I created a custom profile based on Docker's default but removed additional syscalls my scraping containers didn't need:

{
  "defaultAction": "SCMP_ACT_ERRNO",
  "architectures": ["SCMP_ARCH_X86_64"],
  "syscalls": [
    {
      "names": ["read", "write", "open", "close", "stat", "fstat", "lstat", "poll", "lseek", "mmap", "mprotect", "munmap", "brk", "rt_sigaction", "rt_sigprocmask", "ioctl", "access", "socket", "connect", "sendto", "recvfrom", "bind", "listen", "accept", "execve", "exit_group", "wait4", "kill", "clone", "fork", "vfork", "getpid", "gettid"],
      "action": "SCMP_ACT_ALLOW"
    }
  ]
}

I removed mount, umount2, ptrace, and several others. Then I applied it in compose:

security_opt:
  - seccomp=/path/to/custom-seccomp.json

Testing this broke one container immediately—it needed chown for a log rotation script. I added it back. This is why you test.

What Worked

  • Per-container CPU/memory limits: Stopped runaway processes from affecting other stacks. My scraper now caps at 1 CPU core instead of spiking to 8.
  • Sub-cgroup isolation: Inside multi-process containers, I can now limit the worker separately from the scheduler. The worker gets 50% CPU, the scheduler gets 10%.
  • Seccomp profiles: Reduced the syscall surface area. One container tried to call ptrace during a dependency install—seccomp blocked it, and I caught a suspicious package.

What Didn't Work

Mounting Cgroups Without Root

I tried running containers as a non-root user with cgroup access. Docker's user namespace remapping (--userns-remap) should theoretically allow this, but I couldn't get write permissions to work correctly. The container could read cgroup files but not create sub-cgroups.

I abandoned this for now. My containers run as root, but with seccomp and cgroup limits, the blast radius is smaller.

Cgroups v1 Compatibility

I tested this setup on an older Proxmox host still using cgroups v1. The split hierarchies (/sys/fs/cgroup/cpu, /sys/fs/cgroup/memory) required separate mounts and different control files (cpu.cfs_quota_us instead of cpu.max).
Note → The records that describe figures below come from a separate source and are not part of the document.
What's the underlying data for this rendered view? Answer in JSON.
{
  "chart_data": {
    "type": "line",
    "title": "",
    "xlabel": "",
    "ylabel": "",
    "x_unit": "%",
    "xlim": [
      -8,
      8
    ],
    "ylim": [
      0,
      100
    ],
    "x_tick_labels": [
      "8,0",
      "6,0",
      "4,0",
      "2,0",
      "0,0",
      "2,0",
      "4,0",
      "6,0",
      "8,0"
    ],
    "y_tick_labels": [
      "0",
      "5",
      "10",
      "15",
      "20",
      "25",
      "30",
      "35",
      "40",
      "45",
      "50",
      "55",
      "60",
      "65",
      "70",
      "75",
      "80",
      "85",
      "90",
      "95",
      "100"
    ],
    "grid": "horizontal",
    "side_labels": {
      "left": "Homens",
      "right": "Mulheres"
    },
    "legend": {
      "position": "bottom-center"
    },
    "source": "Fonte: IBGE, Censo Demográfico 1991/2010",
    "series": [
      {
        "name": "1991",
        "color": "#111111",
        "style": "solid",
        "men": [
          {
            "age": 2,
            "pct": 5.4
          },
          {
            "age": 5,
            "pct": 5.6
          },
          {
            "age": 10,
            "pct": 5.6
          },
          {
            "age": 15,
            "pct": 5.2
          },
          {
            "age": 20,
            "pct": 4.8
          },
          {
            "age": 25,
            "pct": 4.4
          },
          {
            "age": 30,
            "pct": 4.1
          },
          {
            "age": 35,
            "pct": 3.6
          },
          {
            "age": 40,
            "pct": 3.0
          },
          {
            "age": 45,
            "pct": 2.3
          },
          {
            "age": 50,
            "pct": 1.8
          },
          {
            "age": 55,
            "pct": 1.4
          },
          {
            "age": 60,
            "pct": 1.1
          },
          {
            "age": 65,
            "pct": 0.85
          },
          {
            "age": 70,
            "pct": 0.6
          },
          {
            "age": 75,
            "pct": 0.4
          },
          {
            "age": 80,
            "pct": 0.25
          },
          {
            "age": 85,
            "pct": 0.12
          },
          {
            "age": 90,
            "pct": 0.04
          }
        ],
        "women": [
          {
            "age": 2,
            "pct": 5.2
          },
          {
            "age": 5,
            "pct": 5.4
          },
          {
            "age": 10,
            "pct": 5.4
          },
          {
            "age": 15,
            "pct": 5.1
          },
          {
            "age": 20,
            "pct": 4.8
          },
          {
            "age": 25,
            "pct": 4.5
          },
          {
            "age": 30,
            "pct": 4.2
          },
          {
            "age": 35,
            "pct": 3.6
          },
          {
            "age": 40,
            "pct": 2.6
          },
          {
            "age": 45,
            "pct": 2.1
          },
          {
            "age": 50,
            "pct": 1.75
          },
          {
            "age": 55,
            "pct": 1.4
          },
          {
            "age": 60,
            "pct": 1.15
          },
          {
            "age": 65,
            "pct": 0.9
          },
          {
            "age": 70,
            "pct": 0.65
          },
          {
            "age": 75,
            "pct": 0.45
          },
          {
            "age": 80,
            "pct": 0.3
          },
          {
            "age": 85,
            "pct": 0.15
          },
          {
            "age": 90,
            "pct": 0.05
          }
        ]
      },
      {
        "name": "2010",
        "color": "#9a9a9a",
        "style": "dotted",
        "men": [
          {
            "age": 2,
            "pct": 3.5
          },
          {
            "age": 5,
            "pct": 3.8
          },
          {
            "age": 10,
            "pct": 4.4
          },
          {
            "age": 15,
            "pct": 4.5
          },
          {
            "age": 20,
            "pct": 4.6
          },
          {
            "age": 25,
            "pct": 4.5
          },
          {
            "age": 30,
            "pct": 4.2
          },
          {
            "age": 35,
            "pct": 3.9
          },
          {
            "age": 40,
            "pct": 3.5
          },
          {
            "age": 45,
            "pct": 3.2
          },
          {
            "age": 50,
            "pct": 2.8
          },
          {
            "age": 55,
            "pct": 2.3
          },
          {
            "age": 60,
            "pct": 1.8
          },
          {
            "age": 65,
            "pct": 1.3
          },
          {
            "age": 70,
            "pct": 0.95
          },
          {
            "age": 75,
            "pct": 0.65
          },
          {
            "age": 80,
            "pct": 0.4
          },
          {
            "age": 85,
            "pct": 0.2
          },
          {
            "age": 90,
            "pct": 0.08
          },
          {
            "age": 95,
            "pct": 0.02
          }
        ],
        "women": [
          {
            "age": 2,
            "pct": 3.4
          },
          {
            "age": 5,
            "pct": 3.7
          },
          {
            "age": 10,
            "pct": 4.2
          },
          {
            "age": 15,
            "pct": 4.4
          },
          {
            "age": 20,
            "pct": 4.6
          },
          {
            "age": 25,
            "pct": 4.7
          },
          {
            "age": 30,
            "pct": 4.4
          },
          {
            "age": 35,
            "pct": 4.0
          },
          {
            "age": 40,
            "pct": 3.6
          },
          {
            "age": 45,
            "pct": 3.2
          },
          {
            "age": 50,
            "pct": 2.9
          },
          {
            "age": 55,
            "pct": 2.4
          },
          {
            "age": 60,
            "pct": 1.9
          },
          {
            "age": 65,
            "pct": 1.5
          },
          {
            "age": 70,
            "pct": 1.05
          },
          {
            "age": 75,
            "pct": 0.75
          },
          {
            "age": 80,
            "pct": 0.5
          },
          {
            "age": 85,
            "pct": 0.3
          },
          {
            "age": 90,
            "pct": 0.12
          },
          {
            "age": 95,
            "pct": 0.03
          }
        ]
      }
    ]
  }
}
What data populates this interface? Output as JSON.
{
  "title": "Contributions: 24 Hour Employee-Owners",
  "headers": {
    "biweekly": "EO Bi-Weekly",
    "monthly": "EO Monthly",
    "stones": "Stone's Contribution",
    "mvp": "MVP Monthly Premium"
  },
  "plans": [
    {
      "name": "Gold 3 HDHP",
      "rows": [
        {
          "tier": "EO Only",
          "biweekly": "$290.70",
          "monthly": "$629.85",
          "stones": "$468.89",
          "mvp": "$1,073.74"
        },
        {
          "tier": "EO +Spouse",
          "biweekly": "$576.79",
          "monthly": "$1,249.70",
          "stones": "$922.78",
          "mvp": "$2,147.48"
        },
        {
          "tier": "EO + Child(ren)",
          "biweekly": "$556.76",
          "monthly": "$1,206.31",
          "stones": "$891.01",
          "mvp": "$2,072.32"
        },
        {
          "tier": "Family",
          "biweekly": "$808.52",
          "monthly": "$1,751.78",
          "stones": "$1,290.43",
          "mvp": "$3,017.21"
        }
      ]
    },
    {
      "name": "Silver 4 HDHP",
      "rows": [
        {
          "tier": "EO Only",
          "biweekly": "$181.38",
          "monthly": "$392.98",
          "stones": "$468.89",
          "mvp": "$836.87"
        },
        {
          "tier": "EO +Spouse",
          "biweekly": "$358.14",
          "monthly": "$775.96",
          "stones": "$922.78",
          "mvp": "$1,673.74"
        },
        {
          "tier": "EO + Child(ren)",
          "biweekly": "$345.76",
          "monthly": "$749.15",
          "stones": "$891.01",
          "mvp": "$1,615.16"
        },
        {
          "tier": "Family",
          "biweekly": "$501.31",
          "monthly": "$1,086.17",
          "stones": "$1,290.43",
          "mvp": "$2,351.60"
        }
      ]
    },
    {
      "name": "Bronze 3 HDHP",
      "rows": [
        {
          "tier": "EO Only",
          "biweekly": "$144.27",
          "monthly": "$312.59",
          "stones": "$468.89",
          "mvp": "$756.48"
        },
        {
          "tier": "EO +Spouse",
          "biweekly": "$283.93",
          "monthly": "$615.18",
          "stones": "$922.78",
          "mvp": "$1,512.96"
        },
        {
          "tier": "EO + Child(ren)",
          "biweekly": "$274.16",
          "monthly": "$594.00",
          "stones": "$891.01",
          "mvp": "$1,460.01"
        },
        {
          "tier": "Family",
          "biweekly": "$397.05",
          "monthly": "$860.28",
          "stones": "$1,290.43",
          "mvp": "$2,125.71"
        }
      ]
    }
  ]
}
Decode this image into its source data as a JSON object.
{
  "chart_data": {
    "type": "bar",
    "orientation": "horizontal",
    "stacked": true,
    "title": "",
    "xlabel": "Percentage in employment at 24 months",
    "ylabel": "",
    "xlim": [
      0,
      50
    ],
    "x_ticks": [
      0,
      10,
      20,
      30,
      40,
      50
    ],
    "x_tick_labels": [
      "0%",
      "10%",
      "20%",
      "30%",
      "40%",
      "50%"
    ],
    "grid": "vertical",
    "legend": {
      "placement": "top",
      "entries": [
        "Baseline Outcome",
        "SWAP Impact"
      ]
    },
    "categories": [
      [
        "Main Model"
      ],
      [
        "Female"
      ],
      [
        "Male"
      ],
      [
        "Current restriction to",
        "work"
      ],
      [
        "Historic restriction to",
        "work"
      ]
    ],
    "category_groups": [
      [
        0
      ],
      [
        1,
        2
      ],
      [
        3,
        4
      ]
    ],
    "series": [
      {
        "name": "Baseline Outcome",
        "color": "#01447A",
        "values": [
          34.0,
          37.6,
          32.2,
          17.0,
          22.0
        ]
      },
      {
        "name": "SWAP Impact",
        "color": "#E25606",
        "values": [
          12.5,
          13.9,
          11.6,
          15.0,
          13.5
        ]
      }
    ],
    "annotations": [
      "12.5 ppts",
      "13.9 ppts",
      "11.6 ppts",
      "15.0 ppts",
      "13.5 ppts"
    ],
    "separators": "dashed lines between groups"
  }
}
It worked, but the scripts were messy. I migrated that host to v2 instead of maintaining two code paths.

Seccomp Debugging

When a syscall is blocked, Docker logs nothing by default. I had to enable SCMP_ACT_LOG temporarily to see what was failing:

"defaultAction": "SCMP_ACT_LOG"

Then I checked dmesg on the host for blocked calls. This is tedious. I wish Docker had a --seccomp-debug flag.

Key Takeaways

  • Docker's default isolation is decent, but explicit cgroup limits prevent resource exhaustion across containers.
  • Per-process limits inside containers require manual cgroup management. It's not automatic, and it requires root access to /sys/fs/cgroup.
  • Custom seccomp profiles are worth the effort for containers with known workloads. Start with Docker's default, remove what you don't need, and test thoroughly.
  • Cgroups v2 is simpler than v1. If you're still on v1, consider upgrading.
  • FreeBSD's jail model is conceptually cleaner, but Linux cgroups + seccomp can achieve similar isolation if you're willing to configure them.

What I'm Still Testing

I'm experimenting with --security-opt=no-new-privileges to prevent privilege escalation inside containers. So far, it hasn't broken anything, but I'm watching for edge cases.

I'm also considering AppArmor profiles for containers that interact with the host filesystem, but I haven't needed them yet.